Tuesday, 21 January 2014

Haley Cropper cancer story on Coronation street

I have been following the story of Haley Croppers cancer story on coronation street and i feel it bas been aired beautifully despite the fact i would not carry out a suicidal death with my illness. However i do believe each to their own.

During some of the episodes Haley would talk about the future with her not in it, i found that amusing as i do the same to friends and family and mostly do it in a humorous way. I feel i do this to show them i am not scared and that its ok and important talk about it. I do get mixed reaction just like Haley did.
Haley also decided to plan her funeral, that myself I have also done. She took Roy to the funeral parlour to discuss her wishes and Roy found this extremely difficult which is very much understandable. When i went to the funeral parlour, i went alone as i didnt want to put my loved ones through any necessary stress. And yes i did cry when i began to talk however i pulled myself together and knew what i was doing was ok. I actually got excited over some of the options available. Some people may see that as obscure, but i myself find it completely sensible as why shouldnt you have a choice over your last wishes, why should I  leave it to my loved ones to struggle and ponder over. You get to plan everything else in your life or at least you SHOULD its your life so you live it as you wish. I am not saying i think all people should plan their funeral but at least make some decisions especially when you are well, it will be more clearer then. The funeral director did also shed a tear that day and said i was very brave. But i try not to live in fear,i say try as i do not always succeed.

Haley also then began saying her goodbyes, saying things like remember to wear sun cream and hats to her husband. All those important things she would say if still living a long life. I touched on myself doing such things in my previous blog post. She also spoke about how young kids in her life and how she wouldn't get to see them grow up. again this is a thought that crosses my mind often. So when she spoke during these episodes i empathised fully with her. And i was constantly reminded of the pain and hurt that mainly her husband Roy was experiencing.

The thing i learned from this story line was.....No matter how much i prepare my friends and family for a life without me in it , i cannot and will not be able to protect them from pain or grieving.
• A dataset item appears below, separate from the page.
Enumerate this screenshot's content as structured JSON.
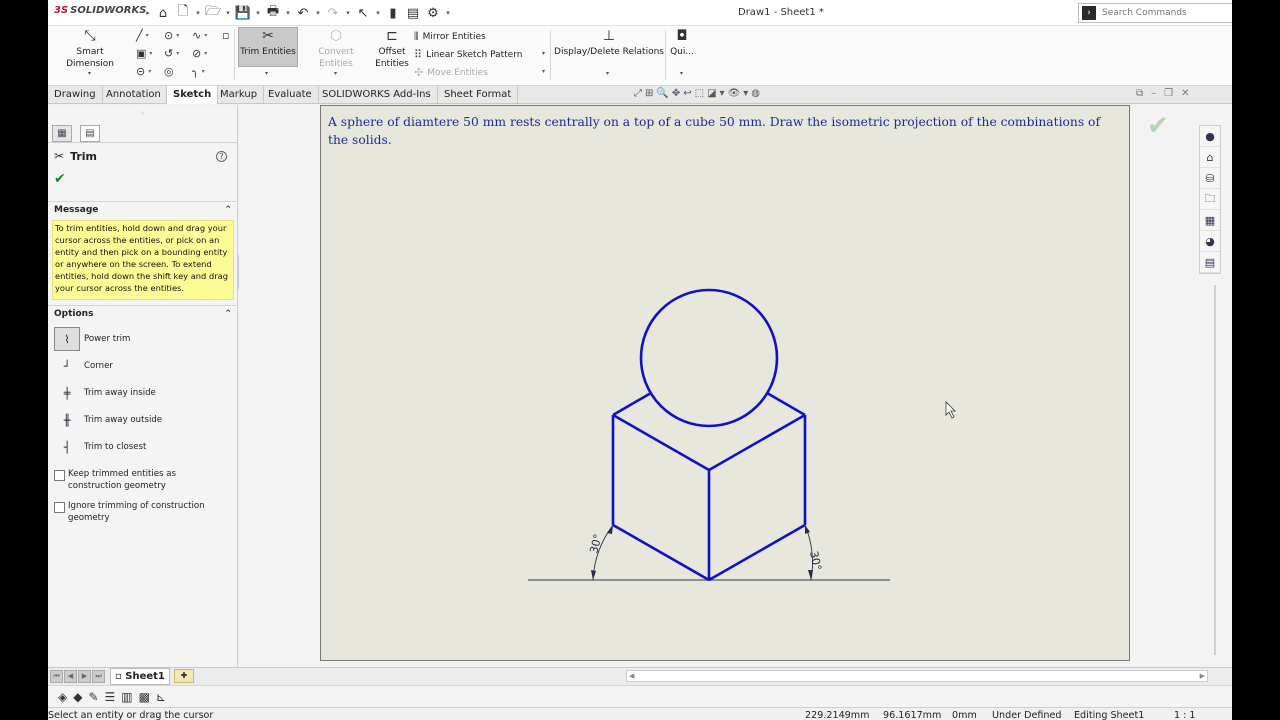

This is something i am going to have to live with and come to terms with. All i want is for them to not suffer but truthfully i cannot control this. And to see Haley passing away and the pain in Roys eyes really got to me, she done everything in her power but when she was gone he would still feel and endless amount of grief.


A very deep blog but i feel i had to express my empathy with the story line and share my own experience on the matter. What i am saying is all i can do is be there for people now. I do not know what is around the corner,i may live many years yet. However i have thought it all through and i try and do whats best for myself and everyone around me.